Les députés de la Douma (Chambre basse du Parlement russe) n’auront pas fait attendre le président Vladimir Poutine qui, lors de son dernier discours à la nation, devant les deux chambres réunies, le 26 avril, avait exhorté les parlementaires à se montrer inflexibles dans la lutte contre « l’extrémisme politique ». C’est chose faite depuis l’adoption, en troisième et dernière lecture, d’amendements destinés à durcir les poursuites pour crimes et délits commis pour « extrémisme ».
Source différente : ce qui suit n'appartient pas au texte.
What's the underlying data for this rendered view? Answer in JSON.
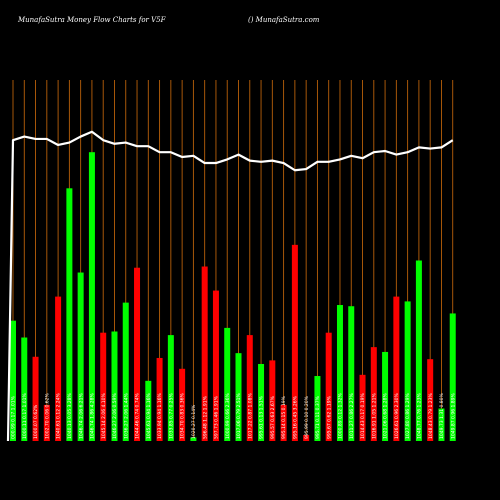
{
  "header": {
    "left": "MunafaSutra  Money Flow  Charts for V5F",
    "right": "() MunafaSutra.com"
  },
  "colors": {
    "background": "#000000",
    "grid": "#b8600a",
    "up": "#00ff00",
    "down": "#ff0000",
    "line": "#ffffff"
  },
  "chart_data": {
    "type": "bar",
    "bars": [
      {
        "label": "000.99 0.17 1.01%",
        "value": 100,
        "color": "up"
      },
      {
        "label": "1000.11 0.17 1.01%",
        "value": 86,
        "color": "up"
      },
      {
        "label": "1000.07 0.62%",
        "value": 70,
        "color": "down"
      },
      {
        "label": "1002.70 0.06 0.62%",
        "value": 30,
        "color": "down"
      },
      {
        "label": "1040.61 0.12 2.24%",
        "value": 120,
        "color": "down"
      },
      {
        "label": "1040.13 0.05 3.28%",
        "value": 210,
        "color": "up"
      },
      {
        "label": "1046.74 2.06 6.21%",
        "value": 140,
        "color": "up"
      },
      {
        "label": "1046.74 1.86 4.28%",
        "value": 240,
        "color": "up"
      },
      {
        "label": "1045.14 2.06 4.10%",
        "value": 90,
        "color": "down"
      },
      {
        "label": "1046.27 2.06 0.59%",
        "value": 91,
        "color": "up"
      },
      {
        "label": "1036.27 2.06 1.44%",
        "value": 115,
        "color": "up"
      },
      {
        "label": "1044.46 0.74 0.74%",
        "value": 144,
        "color": "down"
      },
      {
        "label": "1045.61 0.94 1.16%",
        "value": 50,
        "color": "up"
      },
      {
        "label": "1033.94 0.94 1.16%",
        "value": 69,
        "color": "down"
      },
      {
        "label": "1033.85 0.77 0.25%",
        "value": 88,
        "color": "up"
      },
      {
        "label": "1034.70 0.83 0.36%",
        "value": 60,
        "color": "down"
      },
      {
        "label": "1020.27 0.14%",
        "value": 3,
        "color": "up"
      },
      {
        "label": "596.48 1.12 1.91%",
        "value": 145,
        "color": "down"
      },
      {
        "label": "597.73 0.46 1.91%",
        "value": 125,
        "color": "down"
      },
      {
        "label": "1000.99 0.66 2.36%",
        "value": 94,
        "color": "up"
      },
      {
        "label": "1017.06 0.79 2.51%",
        "value": 73,
        "color": "up"
      },
      {
        "label": "1017.22 0.87 1.08%",
        "value": 88,
        "color": "down"
      },
      {
        "label": "995.61 0.13 1.51%",
        "value": 64,
        "color": "up"
      },
      {
        "label": "995.57 0.63 2.67%",
        "value": 67,
        "color": "down"
      },
      {
        "label": "995.14 0.15 0.19%",
        "value": 30,
        "color": "down"
      },
      {
        "label": "995.16 0.45 3.26%",
        "value": 163,
        "color": "down"
      },
      {
        "label": "995.99 0.10 0.20%",
        "value": 5,
        "color": "down"
      },
      {
        "label": "995.71 0.11 0.37%",
        "value": 54,
        "color": "up"
      },
      {
        "label": "995.67 0.62 1.19%",
        "value": 90,
        "color": "down"
      },
      {
        "label": "1000.89 0.12 1.32%",
        "value": 113,
        "color": "up"
      },
      {
        "label": "1011.27 0.86 2.27%",
        "value": 112,
        "color": "up"
      },
      {
        "label": "1014.43 0.17 0.19%",
        "value": 55,
        "color": "down"
      },
      {
        "label": "1016.91 1.05 1.21%",
        "value": 78,
        "color": "down"
      },
      {
        "label": "1021.06 0.68 1.28%",
        "value": 74,
        "color": "up"
      },
      {
        "label": "1026.61 0.96 2.30%",
        "value": 120,
        "color": "down"
      },
      {
        "label": "1027.80 0.86 1.29%",
        "value": 116,
        "color": "up"
      },
      {
        "label": "1048.77 0.76 1.23%",
        "value": 150,
        "color": "up"
      },
      {
        "label": "1048.43 0.79 1.23%",
        "value": 68,
        "color": "down"
      },
      {
        "label": "1049.73 1.31 0.80%",
        "value": 27,
        "color": "up"
      },
      {
        "label": "1049.87 0.96 1.89%",
        "value": 106,
        "color": "up"
      }
    ],
    "line": [
      250,
      253,
      251,
      251,
      246,
      248,
      253,
      257,
      250,
      247,
      248,
      245,
      245,
      240,
      240,
      236,
      237,
      231,
      231,
      234,
      238,
      233,
      232,
      233,
      231,
      225,
      226,
      232,
      232,
      234,
      237,
      235,
      240,
      241,
      238,
      240,
      244,
      243,
      244,
      250
    ],
    "ylim": [
      0,
      300
    ]
  }
}
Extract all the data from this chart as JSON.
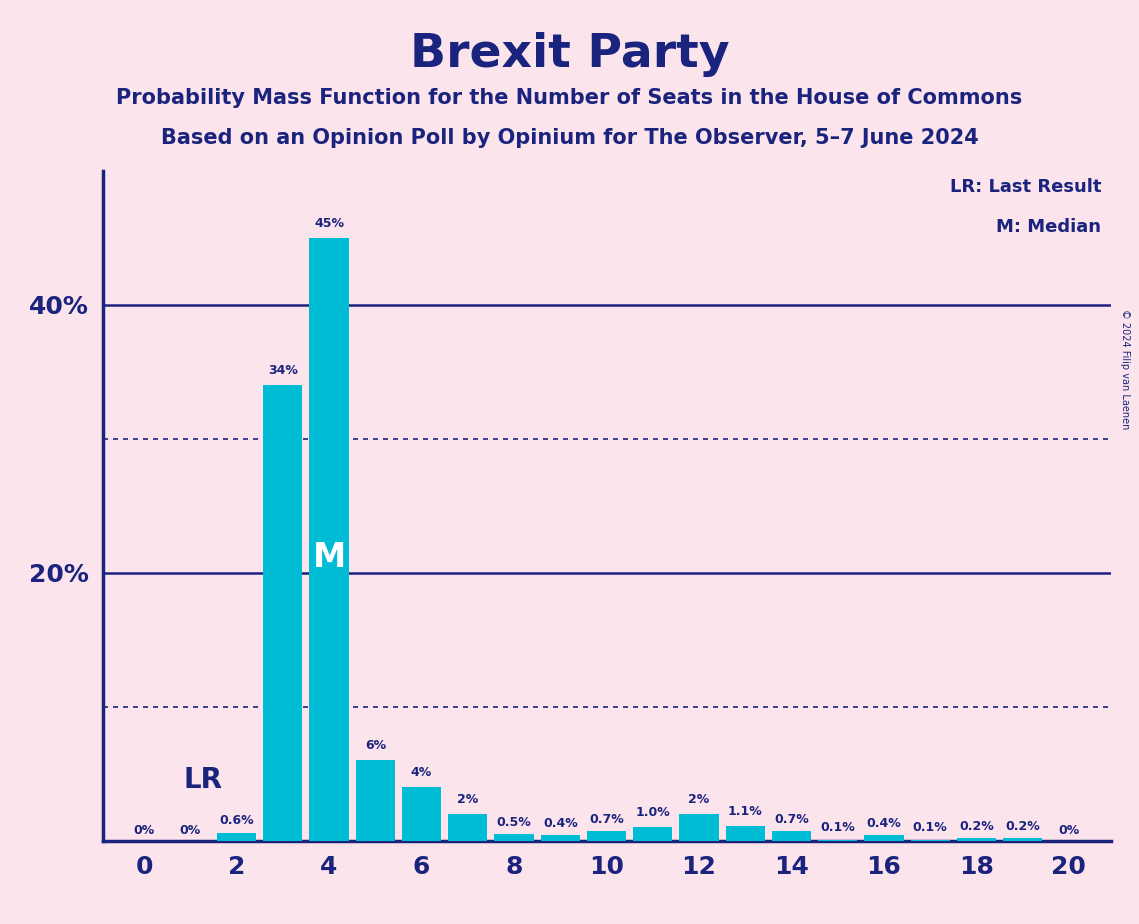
{
  "title": "Brexit Party",
  "subtitle1": "Probability Mass Function for the Number of Seats in the House of Commons",
  "subtitle2": "Based on an Opinion Poll by Opinium for The Observer, 5–7 June 2024",
  "background_color": "#fce4ec",
  "bar_color": "#00bcd4",
  "text_color": "#1a237e",
  "seats": [
    0,
    1,
    2,
    3,
    4,
    5,
    6,
    7,
    8,
    9,
    10,
    11,
    12,
    13,
    14,
    15,
    16,
    17,
    18,
    19,
    20
  ],
  "probabilities": [
    0.0,
    0.0,
    0.6,
    34.0,
    45.0,
    6.0,
    4.0,
    2.0,
    0.5,
    0.4,
    0.7,
    1.0,
    2.0,
    1.1,
    0.7,
    0.1,
    0.4,
    0.1,
    0.2,
    0.2,
    0.0
  ],
  "labels": [
    "0%",
    "0%",
    "0.6%",
    "34%",
    "45%",
    "6%",
    "4%",
    "2%",
    "0.5%",
    "0.4%",
    "0.7%",
    "1.0%",
    "2%",
    "1.1%",
    "0.7%",
    "0.1%",
    "0.4%",
    "0.1%",
    "0.2%",
    "0.2%",
    "0%"
  ],
  "median_seat": 4,
  "lr_seat": 0,
  "ylim": [
    0,
    50
  ],
  "solid_yticks": [
    20,
    40
  ],
  "dotted_yticks": [
    10,
    30
  ],
  "ytick_labels": {
    "20": "20%",
    "40": "40%"
  },
  "legend_lr": "LR: Last Result",
  "legend_m": "M: Median",
  "copyright": "© 2024 Filip van Laenen"
}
Où commence cet « extrémisme » ? Tout est là bien sûr... Ne sommes-nous pas tous plus ou moins les extrémistes de quelqu’un d’autre ? Cette notion, floue, pourrait s’appliquer aux actions menées par des organisations politiques jusqu’alors légalement reconnues. Il est clair qu’elle vise en particulier celles de l’opposition au Kremlin menée par l’ancien Premier ministre Mikhaïl Kassianov ou par l’ancien champion du monde d’échecs Garry Kasparov, dont l’évocation est déjà interdite dans les médias officiels.

Les droits de l’homme vus par Jean-Pol Grandmont (publiée par Wikipedia)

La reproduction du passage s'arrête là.